For the longest time, The Uninvited sat high on the prestigious list of Out of Print VHS titles many an online seller sought out upon entering a used video store. Now, thanks to the folks at the Criterion Collection, consumers can even less than what they would have on an old fuzzy cassette and get a way-better-than-analog look at the previously neglected Hollywood classic. The DVD of this title (also available on Blu-ray) presents The Uninvited in a 2k digital restoration that is indisputably beautiful every way possible. Presented in its original 1.37:1 aspect ratio, the movie is a crisp and as detailed as SD-DVD can be, bringing out the best of cinematographer Charles Lang's photography every inch of the way - while the monaural English audio is precise and clear. Optional English (SDH) subtitles are included.

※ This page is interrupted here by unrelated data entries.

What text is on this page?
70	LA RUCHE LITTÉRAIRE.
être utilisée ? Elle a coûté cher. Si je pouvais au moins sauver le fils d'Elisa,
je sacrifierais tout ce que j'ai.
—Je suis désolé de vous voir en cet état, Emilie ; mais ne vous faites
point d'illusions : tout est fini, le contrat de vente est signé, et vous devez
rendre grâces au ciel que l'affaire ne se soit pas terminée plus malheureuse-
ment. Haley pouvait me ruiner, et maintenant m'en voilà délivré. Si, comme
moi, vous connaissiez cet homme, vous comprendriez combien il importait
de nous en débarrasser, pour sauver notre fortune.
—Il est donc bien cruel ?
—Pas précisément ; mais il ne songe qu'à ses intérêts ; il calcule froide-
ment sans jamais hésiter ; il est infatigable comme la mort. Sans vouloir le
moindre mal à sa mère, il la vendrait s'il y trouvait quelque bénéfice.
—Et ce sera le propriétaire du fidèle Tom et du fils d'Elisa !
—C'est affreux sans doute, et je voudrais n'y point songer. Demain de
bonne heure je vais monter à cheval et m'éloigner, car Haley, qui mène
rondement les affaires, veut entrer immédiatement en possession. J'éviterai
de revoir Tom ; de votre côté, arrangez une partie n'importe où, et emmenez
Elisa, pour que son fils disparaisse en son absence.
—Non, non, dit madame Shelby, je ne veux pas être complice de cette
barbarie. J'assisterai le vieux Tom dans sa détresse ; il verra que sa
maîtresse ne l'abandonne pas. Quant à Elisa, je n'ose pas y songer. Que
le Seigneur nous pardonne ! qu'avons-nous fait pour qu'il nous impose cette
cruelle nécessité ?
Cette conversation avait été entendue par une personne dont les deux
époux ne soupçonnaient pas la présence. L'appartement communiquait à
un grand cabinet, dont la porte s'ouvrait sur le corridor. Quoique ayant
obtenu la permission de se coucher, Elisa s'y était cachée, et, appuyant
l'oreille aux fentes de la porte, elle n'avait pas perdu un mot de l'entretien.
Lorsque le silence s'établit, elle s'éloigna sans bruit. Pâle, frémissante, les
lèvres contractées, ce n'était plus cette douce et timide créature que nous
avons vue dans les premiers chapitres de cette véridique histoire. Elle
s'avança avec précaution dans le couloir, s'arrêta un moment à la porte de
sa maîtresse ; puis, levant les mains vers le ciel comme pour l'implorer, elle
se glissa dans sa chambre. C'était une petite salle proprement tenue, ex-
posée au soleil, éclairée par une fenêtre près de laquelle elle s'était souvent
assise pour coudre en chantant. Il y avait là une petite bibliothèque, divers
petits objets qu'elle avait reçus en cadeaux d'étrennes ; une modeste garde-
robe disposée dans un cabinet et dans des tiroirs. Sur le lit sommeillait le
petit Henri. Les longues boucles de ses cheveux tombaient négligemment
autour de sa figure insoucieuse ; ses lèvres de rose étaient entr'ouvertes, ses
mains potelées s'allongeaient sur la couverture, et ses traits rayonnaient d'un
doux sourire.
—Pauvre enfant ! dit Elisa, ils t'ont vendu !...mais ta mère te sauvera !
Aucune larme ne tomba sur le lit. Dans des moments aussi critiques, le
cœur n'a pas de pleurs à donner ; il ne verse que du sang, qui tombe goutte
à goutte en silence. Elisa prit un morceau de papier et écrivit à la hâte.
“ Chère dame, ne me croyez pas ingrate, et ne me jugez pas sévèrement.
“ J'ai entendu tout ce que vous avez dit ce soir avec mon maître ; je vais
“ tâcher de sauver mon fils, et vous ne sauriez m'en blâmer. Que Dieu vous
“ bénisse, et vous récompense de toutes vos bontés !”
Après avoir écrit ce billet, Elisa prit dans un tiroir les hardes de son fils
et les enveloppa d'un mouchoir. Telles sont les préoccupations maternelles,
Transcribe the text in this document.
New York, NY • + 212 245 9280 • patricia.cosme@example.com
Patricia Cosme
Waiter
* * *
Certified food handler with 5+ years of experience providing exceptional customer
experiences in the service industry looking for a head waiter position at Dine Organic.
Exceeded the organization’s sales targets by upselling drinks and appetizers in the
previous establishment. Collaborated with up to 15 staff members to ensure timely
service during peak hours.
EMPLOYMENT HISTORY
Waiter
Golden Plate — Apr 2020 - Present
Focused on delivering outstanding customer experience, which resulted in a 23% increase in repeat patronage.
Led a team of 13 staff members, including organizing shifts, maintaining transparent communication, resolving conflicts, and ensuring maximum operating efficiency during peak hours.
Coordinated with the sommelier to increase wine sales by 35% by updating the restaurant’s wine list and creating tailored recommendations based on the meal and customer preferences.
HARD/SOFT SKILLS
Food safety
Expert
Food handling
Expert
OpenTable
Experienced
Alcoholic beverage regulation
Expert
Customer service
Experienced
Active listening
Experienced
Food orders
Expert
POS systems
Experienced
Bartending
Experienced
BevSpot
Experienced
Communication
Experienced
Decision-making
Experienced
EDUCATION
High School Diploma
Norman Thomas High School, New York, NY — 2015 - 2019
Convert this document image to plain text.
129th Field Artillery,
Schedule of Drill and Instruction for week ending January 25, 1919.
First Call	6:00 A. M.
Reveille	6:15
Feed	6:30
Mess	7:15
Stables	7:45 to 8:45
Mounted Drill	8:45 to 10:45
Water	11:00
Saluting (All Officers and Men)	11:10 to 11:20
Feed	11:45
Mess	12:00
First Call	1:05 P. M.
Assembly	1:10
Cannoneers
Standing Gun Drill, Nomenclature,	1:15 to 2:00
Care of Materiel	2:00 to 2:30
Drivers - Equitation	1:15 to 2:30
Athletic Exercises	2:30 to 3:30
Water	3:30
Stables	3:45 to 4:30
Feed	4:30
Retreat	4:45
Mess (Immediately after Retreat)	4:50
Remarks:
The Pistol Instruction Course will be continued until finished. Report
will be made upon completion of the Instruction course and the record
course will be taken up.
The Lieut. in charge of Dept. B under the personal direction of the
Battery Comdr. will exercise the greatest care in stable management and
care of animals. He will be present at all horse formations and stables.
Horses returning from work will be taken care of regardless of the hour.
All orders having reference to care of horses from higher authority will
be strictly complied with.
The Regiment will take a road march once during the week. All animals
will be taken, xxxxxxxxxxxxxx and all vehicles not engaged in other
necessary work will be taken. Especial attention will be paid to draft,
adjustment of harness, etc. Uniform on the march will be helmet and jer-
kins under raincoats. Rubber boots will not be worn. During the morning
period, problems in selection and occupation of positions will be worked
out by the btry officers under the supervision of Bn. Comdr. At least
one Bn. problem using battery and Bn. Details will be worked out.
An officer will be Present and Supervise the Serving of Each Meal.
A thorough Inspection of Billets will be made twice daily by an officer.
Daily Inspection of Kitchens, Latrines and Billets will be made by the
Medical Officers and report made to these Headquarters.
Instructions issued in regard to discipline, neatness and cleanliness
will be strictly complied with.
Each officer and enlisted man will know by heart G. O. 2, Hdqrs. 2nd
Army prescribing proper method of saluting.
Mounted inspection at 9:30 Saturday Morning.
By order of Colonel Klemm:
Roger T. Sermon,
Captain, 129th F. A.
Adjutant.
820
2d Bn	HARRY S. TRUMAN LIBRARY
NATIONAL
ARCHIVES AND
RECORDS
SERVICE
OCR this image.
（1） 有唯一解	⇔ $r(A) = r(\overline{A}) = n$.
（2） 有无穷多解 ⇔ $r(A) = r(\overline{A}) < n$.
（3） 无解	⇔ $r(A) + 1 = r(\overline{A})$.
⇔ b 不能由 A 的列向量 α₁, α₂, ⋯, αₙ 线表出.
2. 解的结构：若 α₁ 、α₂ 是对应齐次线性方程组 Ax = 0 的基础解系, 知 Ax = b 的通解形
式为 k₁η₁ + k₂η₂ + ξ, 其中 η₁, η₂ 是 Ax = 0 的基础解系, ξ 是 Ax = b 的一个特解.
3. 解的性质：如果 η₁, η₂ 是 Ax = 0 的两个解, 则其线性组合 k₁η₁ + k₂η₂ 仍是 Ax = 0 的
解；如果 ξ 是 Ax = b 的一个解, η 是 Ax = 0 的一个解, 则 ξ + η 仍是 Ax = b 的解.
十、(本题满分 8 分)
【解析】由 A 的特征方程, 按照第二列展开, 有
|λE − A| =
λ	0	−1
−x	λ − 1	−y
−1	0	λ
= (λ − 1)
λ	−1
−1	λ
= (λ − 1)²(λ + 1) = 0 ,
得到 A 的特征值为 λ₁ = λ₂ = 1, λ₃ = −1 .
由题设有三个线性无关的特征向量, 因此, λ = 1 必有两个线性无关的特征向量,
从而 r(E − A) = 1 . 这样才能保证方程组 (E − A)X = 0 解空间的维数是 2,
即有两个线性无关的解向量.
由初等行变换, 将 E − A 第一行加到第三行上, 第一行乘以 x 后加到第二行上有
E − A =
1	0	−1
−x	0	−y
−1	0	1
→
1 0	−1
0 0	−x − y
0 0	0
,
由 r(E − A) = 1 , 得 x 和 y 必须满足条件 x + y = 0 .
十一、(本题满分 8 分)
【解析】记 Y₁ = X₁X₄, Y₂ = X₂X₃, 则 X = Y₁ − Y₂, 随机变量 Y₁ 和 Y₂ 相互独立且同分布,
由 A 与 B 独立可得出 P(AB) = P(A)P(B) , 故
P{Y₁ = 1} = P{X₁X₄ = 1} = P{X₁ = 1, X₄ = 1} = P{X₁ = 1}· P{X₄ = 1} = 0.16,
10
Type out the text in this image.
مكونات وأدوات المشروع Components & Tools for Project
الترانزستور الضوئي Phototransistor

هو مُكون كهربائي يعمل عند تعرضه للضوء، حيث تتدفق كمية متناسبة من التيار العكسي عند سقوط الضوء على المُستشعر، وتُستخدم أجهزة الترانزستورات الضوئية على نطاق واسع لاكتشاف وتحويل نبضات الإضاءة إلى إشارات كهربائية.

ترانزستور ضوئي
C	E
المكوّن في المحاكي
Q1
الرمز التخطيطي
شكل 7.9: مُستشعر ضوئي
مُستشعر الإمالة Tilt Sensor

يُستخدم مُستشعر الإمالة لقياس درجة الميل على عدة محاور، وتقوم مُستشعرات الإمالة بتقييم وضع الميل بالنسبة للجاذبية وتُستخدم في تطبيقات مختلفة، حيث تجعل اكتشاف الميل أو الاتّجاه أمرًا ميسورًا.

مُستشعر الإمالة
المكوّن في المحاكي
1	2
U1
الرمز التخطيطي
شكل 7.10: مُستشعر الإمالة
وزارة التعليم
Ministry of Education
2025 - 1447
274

Special features for this release that many a movie buff has been waiting to add to their collection for years include a fascinating mini-documentary on the title entitled "Giving Up the Ghost: Notes on The Uninvited" from filmmaker Michael Almereyda. Dividing his featurette into several chapters, Almereyda dives into the film itself as well as the oft-harrowing lives of stars Ray Milland and the doomed Gail Russell - even bringing in a cultural anthropologist to relate some 19th Century ghost tales to us. Also present here are radio adaptations of the story from 1944 and 1949, both of which feature Ray Milland reprising his role. Lastly, Criterion's release includes the original theatrical trailer as well as a booklet which is highlighted by an essay from Farran Smith Nehme.